目標設定の際、管理者と担当者は適切なレベルの達成水準をどのように設定するか、という課題に遭遇します。
達成度評価が、賃金や昇格に結び付くのですから、一般に担当者の立場では安全、確実に達成できるレベルに設定したいと考えるのは当然の心理です。
したがって、達成水準の設定を担当者の自主性に委ねるのは、会社の経営目標、部署目標と相反する結果になりかねず、適切ではありません。
目標達成基準のレベル設定要件
したがって、管理者は担当者の目標達成基準のレベル設定にあたって、次の要件を満たすように検討し、担当者を誘導して合意形成を図らなければなりません。
①担当者の等級・役割・期待貢献に合致するレベル以上であること。
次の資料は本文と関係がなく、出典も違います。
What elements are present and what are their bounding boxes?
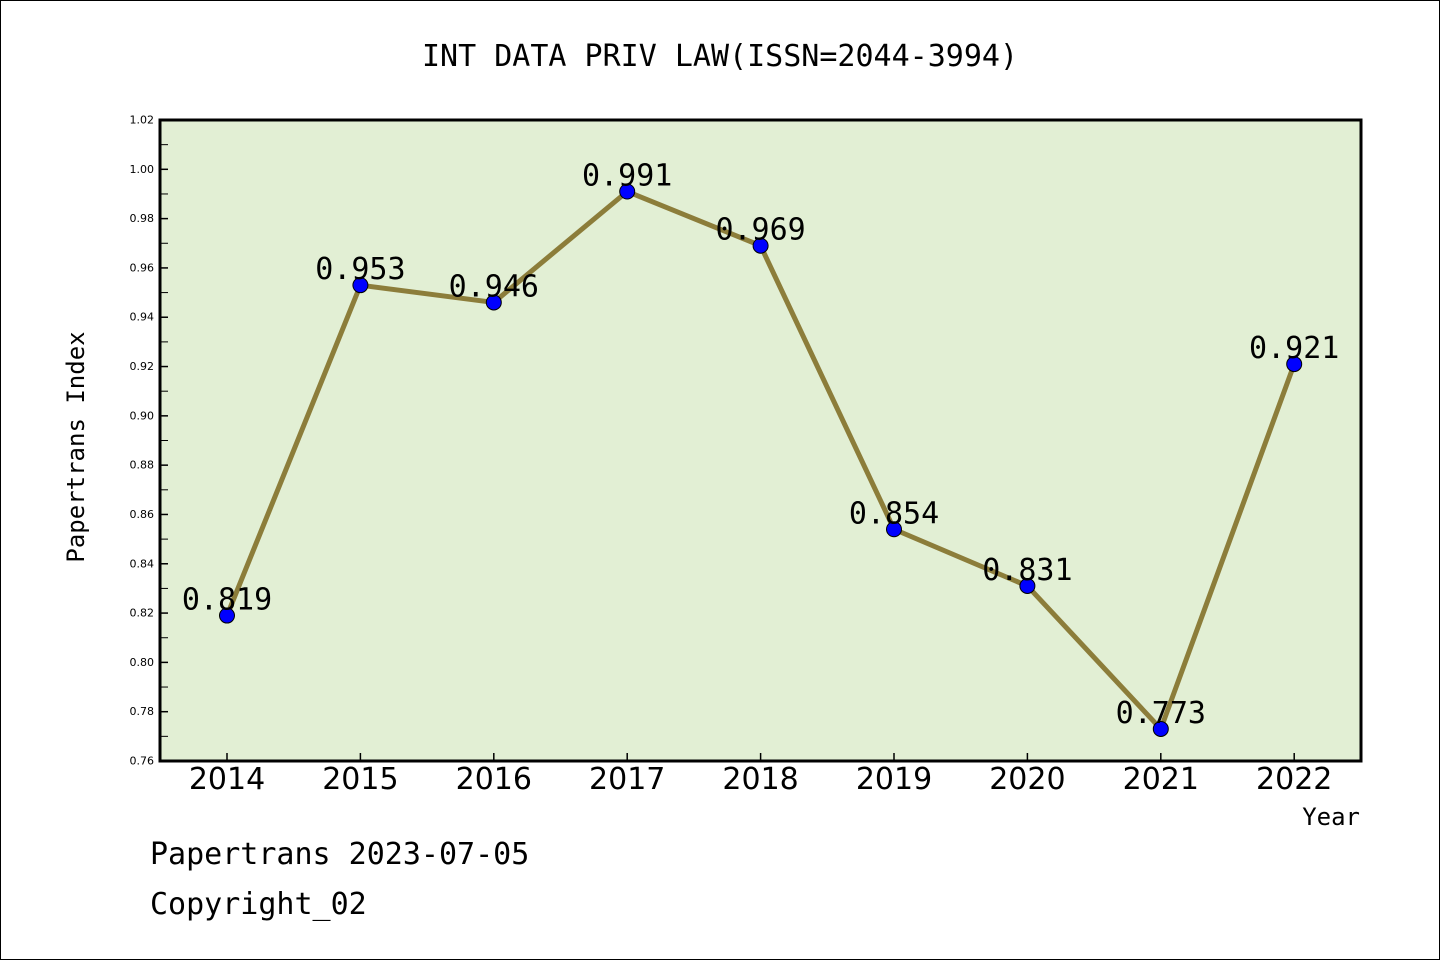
data-point [1286, 356, 1303, 373]
data-label: 0.969 [715, 213, 805, 248]
data-point [485, 294, 502, 311]
x-tick-label: 2014 [189, 762, 265, 797]
data-point [619, 183, 636, 200]
y-tick-label: 0.94 [130, 311, 155, 324]
y-axis-label: Papertrans Index [62, 331, 90, 562]
y-tick-label: 0.90 [130, 409, 155, 422]
chart-title: INT DATA PRIV LAW(ISSN=2044-3994) [422, 39, 1018, 74]
plot-area [158, 118, 1363, 763]
x-tick-label: 2015 [322, 762, 398, 797]
y-tick-label: 1.02 [130, 114, 155, 127]
data-label: 0.854 [849, 496, 939, 531]
y-tick-label: 0.98 [130, 212, 155, 225]
data-label: 0.773 [1116, 696, 1206, 731]
y-tick-label: 0.76 [130, 755, 155, 768]
data-markers [219, 183, 1303, 737]
y-tick-label: 0.96 [130, 261, 155, 274]
x-tick-label: 2018 [722, 762, 798, 797]
y-tick-label: 0.86 [130, 508, 155, 521]
data-point [1152, 720, 1169, 737]
data-label: 0.953 [315, 252, 405, 287]
y-axis: 0.76 0.78 0.80 0.82 0.84 0.86 0.88 0.90 0.92 0.94… [130, 114, 168, 768]
data-labels: 0.819 0.953 0.946 0.991 0.969 0.854 0.831 0.773… [182, 158, 1340, 730]
y-tick-label: 0.80 [130, 656, 155, 669]
x-tick-label: 2021 [1123, 762, 1199, 797]
y-tick-label: 0.82 [130, 607, 155, 620]
y-tick-label: 0.92 [130, 360, 155, 373]
data-point [352, 277, 369, 294]
footer-copyright-text: Copyright_02 [150, 887, 367, 922]
footer-date-text: Papertrans 2023-07-05 [150, 837, 529, 872]
y-tick-label: 0.78 [130, 705, 155, 718]
x-tick-label: 2022 [1256, 762, 1332, 797]
data-point [1019, 577, 1036, 594]
y-tick-label: 1.00 [130, 163, 155, 176]
data-label: 0.991 [582, 158, 672, 193]
data-label: 0.819 [182, 583, 272, 618]
x-tick-label: 2017 [589, 762, 665, 797]
x-axis: 2014 2015 2016 2017 2018 2019 2020 2021 2022 [189, 753, 1332, 797]
data-label: 0.831 [982, 553, 1072, 588]
x-tick-label: 2019 [856, 762, 932, 797]
x-axis-label: Year [1302, 803, 1360, 831]
y-tick-label: 0.84 [130, 557, 155, 570]
y-tick-label: 0.88 [130, 459, 155, 472]
data-point [886, 521, 902, 538]
data-point [219, 607, 235, 624]
data-label: 0.921 [1249, 331, 1339, 366]
data-label: 0.946 [449, 269, 539, 304]
x-tick-label: 2020 [989, 762, 1065, 797]
x-tick-label: 2016 [456, 762, 532, 797]
data-point [752, 237, 769, 254]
(経営目標の達成に貢献できるレベル)
②担当者の能力に比べて一段階高い、本人が努力してようやく手が届く(ストレッチな)レベルであること。
(本人の能力開発に役立ち、成長が期待されるレベルであると同時に①のレベルからさらに挑戦度が高まる可能性がある)
③達成基準は可能な限り定量化し、定量化できない場合でも、目標達成の目的や主要手段を達成度評価ができる程度まで具体的な表現とすること。
経営者・管理者の留意点
目標達成基準のレベル設定は、目標管理制度運用マネジメントの問題である以前に、会社がより高い挑戦を目指す挑戦的組織風土を持っているかどうかが、そのレベルに影響を与えるといえましょう。
日本企業における過去の事例から見て、このような組織風土づくりは、経営トップ自ら、または一部の優れた管理者が、社員と危機意識・問題意識を共有して、全員参加の挑戦的目標設定を行い、難関を乗り越えて達成する組織としての“至高体験”を通じて形成されます。
トップは、自社の組織、目標管理制度運用状況などから判断し、好機を捉えて社内にこのような組織変革を働きかけることが、将来の発展にとって望ましいといえます。